Longer arms can help with stacking and shedding blocks, changing the line of scrimmage and pass rush moves, though. Those are all core elements of defensive line play.

“Of course, my size is a factor,” Moore said. “My length – it’s kind of unreal to see a guy my size at three-tech, especially my arm length. There’s so many tools that you can (use) to be the best person on the field. ... Just coming off the ball, being able to create space, make that penetration.
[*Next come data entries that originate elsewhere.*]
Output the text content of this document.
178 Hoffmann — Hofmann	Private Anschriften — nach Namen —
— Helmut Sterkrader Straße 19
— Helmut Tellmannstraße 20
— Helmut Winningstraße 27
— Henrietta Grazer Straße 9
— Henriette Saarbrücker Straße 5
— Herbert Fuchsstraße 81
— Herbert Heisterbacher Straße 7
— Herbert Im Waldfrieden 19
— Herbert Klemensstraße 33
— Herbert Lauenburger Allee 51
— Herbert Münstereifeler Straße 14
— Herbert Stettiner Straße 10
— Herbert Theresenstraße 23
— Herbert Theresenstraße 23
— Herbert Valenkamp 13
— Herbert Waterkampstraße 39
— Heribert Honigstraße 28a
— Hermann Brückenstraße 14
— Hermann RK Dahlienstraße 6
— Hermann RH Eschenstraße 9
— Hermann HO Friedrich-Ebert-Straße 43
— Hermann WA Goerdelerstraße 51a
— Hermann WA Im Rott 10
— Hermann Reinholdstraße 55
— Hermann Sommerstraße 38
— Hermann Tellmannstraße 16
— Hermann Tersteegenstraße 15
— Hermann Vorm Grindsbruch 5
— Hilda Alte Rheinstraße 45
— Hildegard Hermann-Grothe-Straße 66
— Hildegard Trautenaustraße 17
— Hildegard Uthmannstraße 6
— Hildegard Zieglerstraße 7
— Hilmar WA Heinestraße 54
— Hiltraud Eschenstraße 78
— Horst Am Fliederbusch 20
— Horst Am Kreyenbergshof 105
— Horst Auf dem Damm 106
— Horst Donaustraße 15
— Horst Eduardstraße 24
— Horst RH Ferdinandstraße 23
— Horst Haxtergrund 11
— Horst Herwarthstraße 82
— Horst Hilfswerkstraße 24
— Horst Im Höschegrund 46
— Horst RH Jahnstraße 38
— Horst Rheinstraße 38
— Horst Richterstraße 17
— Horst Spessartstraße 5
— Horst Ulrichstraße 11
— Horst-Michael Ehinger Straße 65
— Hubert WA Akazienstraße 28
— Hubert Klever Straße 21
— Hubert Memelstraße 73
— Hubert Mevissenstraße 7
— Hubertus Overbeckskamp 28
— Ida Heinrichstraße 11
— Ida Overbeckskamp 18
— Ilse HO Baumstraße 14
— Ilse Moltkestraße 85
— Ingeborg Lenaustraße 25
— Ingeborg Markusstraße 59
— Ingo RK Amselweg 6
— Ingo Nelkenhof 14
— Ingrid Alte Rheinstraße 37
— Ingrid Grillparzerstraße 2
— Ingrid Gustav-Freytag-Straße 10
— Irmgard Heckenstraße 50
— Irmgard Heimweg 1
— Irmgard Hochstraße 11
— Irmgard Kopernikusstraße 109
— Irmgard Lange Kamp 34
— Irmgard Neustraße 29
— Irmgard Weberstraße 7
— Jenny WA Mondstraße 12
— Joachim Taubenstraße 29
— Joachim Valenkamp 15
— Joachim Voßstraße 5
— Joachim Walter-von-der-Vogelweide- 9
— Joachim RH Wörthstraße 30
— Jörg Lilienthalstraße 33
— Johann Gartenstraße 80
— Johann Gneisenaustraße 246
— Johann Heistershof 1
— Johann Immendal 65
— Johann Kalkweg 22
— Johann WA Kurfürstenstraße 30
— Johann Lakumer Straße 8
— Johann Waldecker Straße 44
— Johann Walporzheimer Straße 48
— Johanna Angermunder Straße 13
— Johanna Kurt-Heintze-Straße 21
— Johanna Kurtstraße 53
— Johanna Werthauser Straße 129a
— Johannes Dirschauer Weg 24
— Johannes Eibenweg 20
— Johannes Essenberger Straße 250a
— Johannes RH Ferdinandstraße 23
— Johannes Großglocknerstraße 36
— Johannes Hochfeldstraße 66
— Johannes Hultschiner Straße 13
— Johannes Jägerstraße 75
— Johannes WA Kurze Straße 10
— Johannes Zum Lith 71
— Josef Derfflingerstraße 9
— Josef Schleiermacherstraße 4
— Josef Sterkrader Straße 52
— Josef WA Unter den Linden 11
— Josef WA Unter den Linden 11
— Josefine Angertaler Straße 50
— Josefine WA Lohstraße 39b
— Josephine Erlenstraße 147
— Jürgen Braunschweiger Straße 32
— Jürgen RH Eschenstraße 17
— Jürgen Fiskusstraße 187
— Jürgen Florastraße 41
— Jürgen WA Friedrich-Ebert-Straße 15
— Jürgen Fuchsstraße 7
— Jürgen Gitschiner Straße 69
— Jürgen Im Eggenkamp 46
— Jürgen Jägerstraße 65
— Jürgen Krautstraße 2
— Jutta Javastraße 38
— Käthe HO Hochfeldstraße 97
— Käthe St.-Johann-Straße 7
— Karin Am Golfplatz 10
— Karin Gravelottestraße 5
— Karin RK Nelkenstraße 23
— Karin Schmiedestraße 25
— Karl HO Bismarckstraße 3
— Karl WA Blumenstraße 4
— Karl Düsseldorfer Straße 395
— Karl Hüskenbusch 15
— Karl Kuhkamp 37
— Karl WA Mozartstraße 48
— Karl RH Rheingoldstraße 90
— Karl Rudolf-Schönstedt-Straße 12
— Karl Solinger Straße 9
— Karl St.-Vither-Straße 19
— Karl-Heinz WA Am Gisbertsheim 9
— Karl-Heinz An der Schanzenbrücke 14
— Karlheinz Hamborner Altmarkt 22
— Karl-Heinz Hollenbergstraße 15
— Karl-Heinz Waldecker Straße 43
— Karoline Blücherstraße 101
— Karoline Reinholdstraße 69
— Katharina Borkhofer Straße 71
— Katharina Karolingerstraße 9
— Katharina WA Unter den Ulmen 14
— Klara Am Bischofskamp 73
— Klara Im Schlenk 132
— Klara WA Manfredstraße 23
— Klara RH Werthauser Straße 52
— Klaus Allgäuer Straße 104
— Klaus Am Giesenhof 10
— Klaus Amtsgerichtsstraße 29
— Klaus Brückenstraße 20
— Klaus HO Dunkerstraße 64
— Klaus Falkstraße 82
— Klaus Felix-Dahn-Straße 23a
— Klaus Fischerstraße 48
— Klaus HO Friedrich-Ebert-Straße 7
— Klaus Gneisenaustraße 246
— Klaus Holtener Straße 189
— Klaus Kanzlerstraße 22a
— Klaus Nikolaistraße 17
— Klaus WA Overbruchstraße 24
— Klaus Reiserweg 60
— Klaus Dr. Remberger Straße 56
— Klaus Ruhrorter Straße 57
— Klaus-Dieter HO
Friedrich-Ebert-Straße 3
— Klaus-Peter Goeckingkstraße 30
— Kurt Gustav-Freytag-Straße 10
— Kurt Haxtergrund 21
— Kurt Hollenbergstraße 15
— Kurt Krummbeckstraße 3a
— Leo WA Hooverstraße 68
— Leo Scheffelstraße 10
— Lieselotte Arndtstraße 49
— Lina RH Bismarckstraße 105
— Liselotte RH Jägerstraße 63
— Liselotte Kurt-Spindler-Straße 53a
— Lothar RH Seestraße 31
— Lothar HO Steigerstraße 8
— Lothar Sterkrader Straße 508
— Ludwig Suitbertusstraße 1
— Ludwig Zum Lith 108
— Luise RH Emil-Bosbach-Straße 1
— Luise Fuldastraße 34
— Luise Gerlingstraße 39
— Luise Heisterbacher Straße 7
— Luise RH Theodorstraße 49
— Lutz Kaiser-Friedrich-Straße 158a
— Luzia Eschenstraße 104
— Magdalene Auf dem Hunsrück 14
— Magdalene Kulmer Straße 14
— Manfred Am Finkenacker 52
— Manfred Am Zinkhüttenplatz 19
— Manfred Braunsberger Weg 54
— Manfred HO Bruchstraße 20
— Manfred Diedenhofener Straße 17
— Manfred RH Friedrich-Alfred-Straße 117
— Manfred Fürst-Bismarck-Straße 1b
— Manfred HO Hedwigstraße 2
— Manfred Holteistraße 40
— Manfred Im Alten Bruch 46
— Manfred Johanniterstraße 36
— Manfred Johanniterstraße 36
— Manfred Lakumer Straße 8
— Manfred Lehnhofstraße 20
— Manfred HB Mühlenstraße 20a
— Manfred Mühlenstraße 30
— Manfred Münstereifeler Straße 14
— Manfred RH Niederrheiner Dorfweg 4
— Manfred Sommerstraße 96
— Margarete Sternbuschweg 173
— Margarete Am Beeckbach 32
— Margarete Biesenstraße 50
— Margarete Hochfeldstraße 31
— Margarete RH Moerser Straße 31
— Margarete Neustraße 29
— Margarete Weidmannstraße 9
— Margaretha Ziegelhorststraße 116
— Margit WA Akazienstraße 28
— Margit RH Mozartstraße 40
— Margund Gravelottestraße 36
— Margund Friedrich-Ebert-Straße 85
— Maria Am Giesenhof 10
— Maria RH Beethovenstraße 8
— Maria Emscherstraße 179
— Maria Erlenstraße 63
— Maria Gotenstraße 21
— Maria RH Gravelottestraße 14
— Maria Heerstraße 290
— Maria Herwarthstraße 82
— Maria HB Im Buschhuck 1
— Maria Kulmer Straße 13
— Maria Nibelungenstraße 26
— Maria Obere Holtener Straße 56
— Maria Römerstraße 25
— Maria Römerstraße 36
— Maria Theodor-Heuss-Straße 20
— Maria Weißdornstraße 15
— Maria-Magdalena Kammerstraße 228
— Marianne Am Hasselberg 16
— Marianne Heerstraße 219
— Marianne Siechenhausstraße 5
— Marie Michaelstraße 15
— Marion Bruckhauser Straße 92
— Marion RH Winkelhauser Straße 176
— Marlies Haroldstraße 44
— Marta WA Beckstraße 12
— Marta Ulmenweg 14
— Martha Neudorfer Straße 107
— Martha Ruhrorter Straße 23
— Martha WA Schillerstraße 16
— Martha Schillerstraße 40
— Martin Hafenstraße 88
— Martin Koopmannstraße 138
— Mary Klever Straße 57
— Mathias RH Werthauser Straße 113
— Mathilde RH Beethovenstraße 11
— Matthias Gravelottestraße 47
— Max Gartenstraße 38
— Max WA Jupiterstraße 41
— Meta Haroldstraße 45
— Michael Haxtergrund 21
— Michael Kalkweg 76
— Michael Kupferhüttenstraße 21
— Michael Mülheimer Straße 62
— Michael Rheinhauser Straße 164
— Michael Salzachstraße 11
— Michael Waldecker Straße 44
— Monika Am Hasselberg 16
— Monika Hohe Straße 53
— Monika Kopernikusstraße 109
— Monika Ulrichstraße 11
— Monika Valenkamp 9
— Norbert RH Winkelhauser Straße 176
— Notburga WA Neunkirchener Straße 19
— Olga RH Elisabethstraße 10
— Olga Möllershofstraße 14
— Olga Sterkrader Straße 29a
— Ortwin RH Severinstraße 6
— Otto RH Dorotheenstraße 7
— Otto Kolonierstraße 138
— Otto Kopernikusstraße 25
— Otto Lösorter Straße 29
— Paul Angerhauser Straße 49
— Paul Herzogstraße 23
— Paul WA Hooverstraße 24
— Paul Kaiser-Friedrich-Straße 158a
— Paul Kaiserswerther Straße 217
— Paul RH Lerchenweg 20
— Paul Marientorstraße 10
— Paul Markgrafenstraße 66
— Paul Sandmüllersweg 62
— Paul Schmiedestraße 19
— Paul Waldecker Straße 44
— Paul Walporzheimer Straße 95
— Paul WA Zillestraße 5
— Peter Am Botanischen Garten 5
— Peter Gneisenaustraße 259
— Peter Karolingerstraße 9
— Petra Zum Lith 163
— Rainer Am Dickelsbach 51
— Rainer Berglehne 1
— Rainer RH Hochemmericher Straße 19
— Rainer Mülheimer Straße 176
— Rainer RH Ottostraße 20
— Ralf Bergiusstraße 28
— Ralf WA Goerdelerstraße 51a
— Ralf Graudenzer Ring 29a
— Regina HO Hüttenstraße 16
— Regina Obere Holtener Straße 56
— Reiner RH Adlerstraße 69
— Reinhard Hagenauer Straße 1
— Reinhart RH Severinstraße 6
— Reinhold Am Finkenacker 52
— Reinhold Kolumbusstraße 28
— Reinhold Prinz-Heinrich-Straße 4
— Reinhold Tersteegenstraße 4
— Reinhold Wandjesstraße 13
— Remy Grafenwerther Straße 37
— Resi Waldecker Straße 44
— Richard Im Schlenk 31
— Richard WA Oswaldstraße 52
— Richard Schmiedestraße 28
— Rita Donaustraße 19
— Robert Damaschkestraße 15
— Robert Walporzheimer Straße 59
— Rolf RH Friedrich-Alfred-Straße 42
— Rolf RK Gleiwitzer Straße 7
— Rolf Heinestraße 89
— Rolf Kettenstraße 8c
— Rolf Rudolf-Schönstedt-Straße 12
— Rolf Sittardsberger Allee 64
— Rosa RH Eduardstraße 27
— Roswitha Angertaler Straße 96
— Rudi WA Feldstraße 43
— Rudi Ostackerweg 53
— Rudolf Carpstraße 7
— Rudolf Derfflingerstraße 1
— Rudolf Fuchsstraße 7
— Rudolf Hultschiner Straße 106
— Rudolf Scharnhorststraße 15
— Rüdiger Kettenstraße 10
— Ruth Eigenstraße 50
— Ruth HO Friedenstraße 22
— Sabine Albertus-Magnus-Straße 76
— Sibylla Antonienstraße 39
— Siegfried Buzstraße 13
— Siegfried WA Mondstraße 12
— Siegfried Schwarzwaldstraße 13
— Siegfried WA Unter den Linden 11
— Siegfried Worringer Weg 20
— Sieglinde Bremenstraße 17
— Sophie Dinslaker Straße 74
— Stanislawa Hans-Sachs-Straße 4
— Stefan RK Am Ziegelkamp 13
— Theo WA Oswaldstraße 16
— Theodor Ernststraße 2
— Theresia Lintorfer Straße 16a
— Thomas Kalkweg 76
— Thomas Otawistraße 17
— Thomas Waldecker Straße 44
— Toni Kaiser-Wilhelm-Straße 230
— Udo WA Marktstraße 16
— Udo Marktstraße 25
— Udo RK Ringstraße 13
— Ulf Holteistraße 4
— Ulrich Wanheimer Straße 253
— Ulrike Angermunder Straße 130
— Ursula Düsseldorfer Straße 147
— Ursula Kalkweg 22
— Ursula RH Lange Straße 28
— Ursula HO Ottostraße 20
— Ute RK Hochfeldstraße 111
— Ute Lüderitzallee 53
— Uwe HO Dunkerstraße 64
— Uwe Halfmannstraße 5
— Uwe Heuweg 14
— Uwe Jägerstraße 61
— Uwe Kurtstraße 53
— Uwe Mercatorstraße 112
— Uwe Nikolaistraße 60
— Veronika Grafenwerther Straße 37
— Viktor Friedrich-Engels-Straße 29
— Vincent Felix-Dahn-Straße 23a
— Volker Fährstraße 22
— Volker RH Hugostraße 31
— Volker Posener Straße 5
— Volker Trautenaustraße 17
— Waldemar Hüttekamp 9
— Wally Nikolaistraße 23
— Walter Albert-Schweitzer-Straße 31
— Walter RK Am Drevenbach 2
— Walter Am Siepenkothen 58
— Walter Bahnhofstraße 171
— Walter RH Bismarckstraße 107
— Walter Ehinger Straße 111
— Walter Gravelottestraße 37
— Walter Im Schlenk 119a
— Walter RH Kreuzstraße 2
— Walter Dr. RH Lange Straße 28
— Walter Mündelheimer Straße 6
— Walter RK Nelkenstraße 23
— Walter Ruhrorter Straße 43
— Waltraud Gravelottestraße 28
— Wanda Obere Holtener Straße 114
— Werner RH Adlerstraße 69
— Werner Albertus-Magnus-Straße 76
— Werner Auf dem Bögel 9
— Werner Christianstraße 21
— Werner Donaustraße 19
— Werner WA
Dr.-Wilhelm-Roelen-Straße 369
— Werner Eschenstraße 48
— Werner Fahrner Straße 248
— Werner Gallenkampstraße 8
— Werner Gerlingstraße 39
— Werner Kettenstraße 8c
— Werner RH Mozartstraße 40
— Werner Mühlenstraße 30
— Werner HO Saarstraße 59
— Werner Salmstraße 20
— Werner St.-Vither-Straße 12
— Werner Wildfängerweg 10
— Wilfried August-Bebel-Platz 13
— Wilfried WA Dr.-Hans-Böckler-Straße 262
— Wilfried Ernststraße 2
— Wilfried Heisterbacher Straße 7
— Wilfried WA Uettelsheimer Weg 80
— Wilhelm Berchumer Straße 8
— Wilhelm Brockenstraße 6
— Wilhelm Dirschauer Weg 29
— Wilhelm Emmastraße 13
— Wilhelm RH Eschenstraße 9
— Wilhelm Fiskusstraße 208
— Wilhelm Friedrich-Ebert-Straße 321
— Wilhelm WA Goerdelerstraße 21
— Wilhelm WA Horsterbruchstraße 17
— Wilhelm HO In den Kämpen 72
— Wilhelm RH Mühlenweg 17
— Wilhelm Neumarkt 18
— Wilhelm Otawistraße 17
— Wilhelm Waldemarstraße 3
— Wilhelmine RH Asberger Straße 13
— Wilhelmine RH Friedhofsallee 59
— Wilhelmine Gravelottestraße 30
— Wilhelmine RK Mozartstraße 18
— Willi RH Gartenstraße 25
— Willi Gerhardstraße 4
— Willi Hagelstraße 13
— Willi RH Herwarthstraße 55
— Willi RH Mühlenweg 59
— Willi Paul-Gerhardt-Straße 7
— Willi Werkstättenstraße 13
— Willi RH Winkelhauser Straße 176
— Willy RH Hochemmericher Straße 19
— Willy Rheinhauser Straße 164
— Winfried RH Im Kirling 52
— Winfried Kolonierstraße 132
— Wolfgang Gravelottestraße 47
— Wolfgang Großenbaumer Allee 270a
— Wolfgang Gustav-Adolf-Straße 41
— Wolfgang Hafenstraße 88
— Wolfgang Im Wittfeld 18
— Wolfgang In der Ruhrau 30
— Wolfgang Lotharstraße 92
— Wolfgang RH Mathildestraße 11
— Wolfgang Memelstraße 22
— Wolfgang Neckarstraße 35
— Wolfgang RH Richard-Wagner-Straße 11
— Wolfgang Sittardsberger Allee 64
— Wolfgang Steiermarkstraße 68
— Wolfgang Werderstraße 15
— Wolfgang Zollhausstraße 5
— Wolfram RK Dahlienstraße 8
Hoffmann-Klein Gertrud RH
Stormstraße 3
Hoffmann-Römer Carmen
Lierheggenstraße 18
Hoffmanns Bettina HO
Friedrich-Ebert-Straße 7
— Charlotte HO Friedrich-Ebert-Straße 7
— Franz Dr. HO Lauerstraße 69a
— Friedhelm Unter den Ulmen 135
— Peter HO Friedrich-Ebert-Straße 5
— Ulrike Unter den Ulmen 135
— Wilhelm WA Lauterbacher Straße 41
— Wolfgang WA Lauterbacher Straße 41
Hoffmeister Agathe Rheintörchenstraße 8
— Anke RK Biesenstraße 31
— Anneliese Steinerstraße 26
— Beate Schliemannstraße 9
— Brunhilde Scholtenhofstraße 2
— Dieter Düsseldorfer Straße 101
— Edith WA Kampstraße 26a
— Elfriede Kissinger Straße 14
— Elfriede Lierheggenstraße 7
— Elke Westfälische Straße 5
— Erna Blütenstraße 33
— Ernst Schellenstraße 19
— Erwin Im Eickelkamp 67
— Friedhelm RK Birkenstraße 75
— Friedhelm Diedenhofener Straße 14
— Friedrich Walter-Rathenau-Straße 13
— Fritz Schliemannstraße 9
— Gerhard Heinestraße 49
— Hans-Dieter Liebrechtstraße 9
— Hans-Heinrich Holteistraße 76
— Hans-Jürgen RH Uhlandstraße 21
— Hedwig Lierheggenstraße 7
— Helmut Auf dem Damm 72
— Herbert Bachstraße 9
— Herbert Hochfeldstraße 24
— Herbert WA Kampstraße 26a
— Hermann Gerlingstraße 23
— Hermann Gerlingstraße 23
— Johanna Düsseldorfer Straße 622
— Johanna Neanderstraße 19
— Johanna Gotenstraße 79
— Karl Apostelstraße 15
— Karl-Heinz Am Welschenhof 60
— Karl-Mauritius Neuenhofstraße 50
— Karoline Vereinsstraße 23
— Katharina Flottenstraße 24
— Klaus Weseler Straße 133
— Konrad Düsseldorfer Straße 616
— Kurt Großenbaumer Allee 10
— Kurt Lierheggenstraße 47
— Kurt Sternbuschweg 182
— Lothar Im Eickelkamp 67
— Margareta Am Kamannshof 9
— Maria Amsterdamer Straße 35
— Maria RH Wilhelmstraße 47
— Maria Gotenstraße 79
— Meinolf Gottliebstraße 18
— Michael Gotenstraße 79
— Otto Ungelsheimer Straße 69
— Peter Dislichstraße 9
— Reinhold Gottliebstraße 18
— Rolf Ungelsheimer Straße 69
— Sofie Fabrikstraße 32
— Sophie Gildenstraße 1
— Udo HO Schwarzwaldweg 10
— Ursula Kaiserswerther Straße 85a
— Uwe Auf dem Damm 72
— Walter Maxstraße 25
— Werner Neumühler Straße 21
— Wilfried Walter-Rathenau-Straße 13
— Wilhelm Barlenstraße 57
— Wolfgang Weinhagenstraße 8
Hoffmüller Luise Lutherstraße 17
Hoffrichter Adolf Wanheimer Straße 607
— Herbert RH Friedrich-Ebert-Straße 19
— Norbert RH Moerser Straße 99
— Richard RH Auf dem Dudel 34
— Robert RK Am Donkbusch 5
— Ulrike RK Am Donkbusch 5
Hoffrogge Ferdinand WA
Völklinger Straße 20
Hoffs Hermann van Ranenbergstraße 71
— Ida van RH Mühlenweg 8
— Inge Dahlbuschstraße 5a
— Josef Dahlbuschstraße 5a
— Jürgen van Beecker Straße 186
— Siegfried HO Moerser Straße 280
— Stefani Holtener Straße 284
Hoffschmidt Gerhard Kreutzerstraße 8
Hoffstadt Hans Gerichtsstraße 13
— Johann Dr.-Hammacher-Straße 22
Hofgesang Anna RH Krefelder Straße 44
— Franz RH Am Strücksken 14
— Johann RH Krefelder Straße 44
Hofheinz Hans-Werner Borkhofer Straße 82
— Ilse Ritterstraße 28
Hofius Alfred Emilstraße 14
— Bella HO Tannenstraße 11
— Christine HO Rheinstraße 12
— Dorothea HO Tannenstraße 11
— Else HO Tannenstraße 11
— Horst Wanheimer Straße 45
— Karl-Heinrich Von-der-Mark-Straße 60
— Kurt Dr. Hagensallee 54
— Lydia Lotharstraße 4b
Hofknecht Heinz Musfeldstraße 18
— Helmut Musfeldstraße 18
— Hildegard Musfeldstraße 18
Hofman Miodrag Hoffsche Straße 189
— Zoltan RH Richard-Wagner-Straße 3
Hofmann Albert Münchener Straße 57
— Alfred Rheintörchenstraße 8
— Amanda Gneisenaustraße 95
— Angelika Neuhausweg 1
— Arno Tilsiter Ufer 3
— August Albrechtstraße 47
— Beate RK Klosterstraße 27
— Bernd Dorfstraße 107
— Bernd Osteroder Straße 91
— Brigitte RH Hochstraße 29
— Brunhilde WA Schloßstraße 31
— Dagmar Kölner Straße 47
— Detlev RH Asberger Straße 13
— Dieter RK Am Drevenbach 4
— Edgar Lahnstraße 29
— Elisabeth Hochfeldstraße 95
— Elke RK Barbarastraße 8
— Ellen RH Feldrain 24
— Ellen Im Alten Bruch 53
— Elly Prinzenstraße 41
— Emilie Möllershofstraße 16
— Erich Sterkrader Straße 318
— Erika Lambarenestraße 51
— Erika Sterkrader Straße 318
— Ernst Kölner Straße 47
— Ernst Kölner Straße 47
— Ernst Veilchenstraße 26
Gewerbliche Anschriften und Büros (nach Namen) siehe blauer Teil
Being able to build off of that, so many different moves, different skills you can do.”

Kanu produced the most of Ohio State’s returning defensive tackles and is probably the most versatile of the bunch, a candidate to play either three-technique or nose guard. It took him just 90 snaps to rack up 10 tackles and one sack in 2023. That sack came in Week 1 at Indiana.

“I think that it’s a big part of it, just getting more reps and more game reps overall,” Kanu said. “Just like, ‘Hey, put Hero in.’ I’m going on the field and then the first game I made a play. That’s what it’s all about. Then that gives you confidence, it gives you experience and I think all that contributed (to my play).”

Kanu added that it’s about drilling down on the finer points of his position now that he’s progressed past some of the rawer stages in his development. Only moving to America from Germany before his senior of high school, his progression started later than many of his teammates.

McDonald’s journey through Georgia high school football may have been a bit more traditional, but his skill set is one unique to Ohio State in recent years. Standing 6-3 and carrying 326 pounds, his combination of size and explosive first step could make him a battering ram of a nose guard. While he didn’t see the field on defense last year as a freshman, he played three snaps at fullback in the Cotton Bowl for the Buckeyes.

“He’s a nose guard and he’s powerful,” Johnson said. “We would like to see him continue to bring his weight down, but he’s a big man. He’s very strong and he can handle the center really well. And he gives the ideal nose guard. That’s what we’re looking for. That explosive guy, big guy in the middle.”

McDonald has shown more intent in his approach to practice and film in preparation to play a bigger role for the defense in 2024. He could very well be the next man up at nose guard.

“I’ve gotta prove it every day,” McDonald said. “You can’t have any bad days at Ohio State, so I’m ready to have a good day every day. I took different steps, being in the film room more, working on my craft. I think that’s been better for me.”

Though Johnson had the loftiest praise for Moore, Kanu and McDonald, former Ole Miss Rebel Tywone Malone could be another option in the next wave of DTs.

“He’s coming along really good,” Johnson said. “I think with Tywone, he was behind football-wise because he’s been a baseball player all his life. Then he goes down to his other college and he plays baseball again. So he’s behind football-wise, just technique, playing the game. It’s taken a year. Now we see the growth, we see the potential he brings to the table.”

Each of Ohio State’s backup defensive tackles recognizes the role they could play in getting the Buckeyes back to the pinnacle of college football in 2024. Now it’s time to develop their games as such.

“Our goal is to beat the Team Up North, win a championship, we can’t do it just with (the starting four),” Moore said. “We need guys to come in, get them subs when they need it so they can be the best when they’re on the field. And for us to be able to come in and help the team, that’s very needed for what our goals are.”